What’s clearly not important in that new strategy is smaller platforms like Super Deluxe or FilmStruck--outlets that can’t possibly provide enough users (and user data) to make them worth the company’s time. It’s a pragmatic calculation, one that’s to be expected when we willingly appoint technocrats as our cultural gatekeepers. But it also seems short-sighted: If WarnerMedia’s plan is to roll all of its offerings into one giant stand-alone service--as the company is expected to do next year--it’s the niches that will make it stand apart from the countless other streams. One reason for Netflix’s success is that it strives to appeal to everyone--sitcom enthusiasts, true-crime lovers, baking-contest addicts. Its breadth of programming, from high-budget limited series to tiny documentaries, is what makes it feel essential to everybody.

If WarnerMedia had eventually rolled FilmStruck into its bigger service, it would have been an enticing add-on for movie lovers, who are largely underserved by the big streaming services. The film catalogs of Netflix, Hulu, and Amazon Prime are barely curated and erratically arranged: They’re great if you randomly want to watch The Terminator on a Thursday night, but good luck finding too many older or more oddball offerings on those platforms. And with video stores dead, landing a physical copy of, say, The Seventh Seal requires far more legwork than it once did.

Which is what made FilmStruck so special: At a time when non-blockbuster movies are being devalued--both in theaters and at home--it was a smart, accessible portal into movie history. Most streaming services encourage passivity; they want you to sit back and turn over hours to your life to the screen, without having to search too hard. FilmStruck, with its clean interface and manageable line-up, allowed you to dig around. It was the equivalent of a knowledgeable but none-too-pushy video-store clerk, pointing you toward titles like Seven Brides for Seven Brothers or Purple Noon or The American Friend--the kind of classics that are all but buried on other services. And it did so with enthusiasm and lots of background intel (FilmStruck often included commentary tracks, a huge plus for at-home movie scholars).

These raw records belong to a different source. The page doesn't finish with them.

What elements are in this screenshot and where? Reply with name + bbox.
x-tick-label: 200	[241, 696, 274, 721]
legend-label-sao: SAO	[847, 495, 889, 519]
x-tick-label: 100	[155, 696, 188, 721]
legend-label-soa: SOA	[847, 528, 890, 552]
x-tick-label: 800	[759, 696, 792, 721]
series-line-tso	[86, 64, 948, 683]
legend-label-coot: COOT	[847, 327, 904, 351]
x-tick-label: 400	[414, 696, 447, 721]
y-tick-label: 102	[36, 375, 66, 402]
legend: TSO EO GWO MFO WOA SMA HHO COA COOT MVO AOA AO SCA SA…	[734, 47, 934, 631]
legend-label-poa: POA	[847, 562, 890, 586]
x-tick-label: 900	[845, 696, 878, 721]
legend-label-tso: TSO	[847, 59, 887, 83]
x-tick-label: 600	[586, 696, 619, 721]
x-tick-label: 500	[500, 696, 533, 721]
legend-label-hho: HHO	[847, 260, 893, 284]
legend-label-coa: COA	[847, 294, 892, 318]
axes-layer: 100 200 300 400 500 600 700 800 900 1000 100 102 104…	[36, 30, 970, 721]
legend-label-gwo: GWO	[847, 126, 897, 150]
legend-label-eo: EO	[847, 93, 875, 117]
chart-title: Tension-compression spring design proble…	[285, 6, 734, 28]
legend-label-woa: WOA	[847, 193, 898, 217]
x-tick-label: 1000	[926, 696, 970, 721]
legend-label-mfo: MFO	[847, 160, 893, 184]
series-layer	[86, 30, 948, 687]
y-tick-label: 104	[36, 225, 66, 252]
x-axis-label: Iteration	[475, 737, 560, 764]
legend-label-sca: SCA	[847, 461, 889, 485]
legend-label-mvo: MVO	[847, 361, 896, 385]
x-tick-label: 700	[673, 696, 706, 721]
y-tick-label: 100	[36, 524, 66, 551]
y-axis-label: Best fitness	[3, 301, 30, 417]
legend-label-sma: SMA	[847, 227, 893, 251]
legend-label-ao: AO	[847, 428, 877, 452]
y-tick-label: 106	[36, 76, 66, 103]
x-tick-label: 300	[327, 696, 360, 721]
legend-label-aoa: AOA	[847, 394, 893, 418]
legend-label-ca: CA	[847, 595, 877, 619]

Thankfully, there are other streaming options for cinephiles; MUBI, Kanopy, and Fandor offer up decades-spanning archives. But the sudden demise of FilmStruck should serve as a dire warning to anyone who believed the streaming era would open up our cultural history: The more we entrust our art to the tech-titans, the quicker it can disappear. FilmStruck closes at the end of November, giving you another month to mainline as many film-essentials as possible. Hopefully, its offerings will end up somewhere else. But even if they do, you may want to pull your old DVDs from the basement and dust them off. In a few years, they may be your best ticket to watching the classics.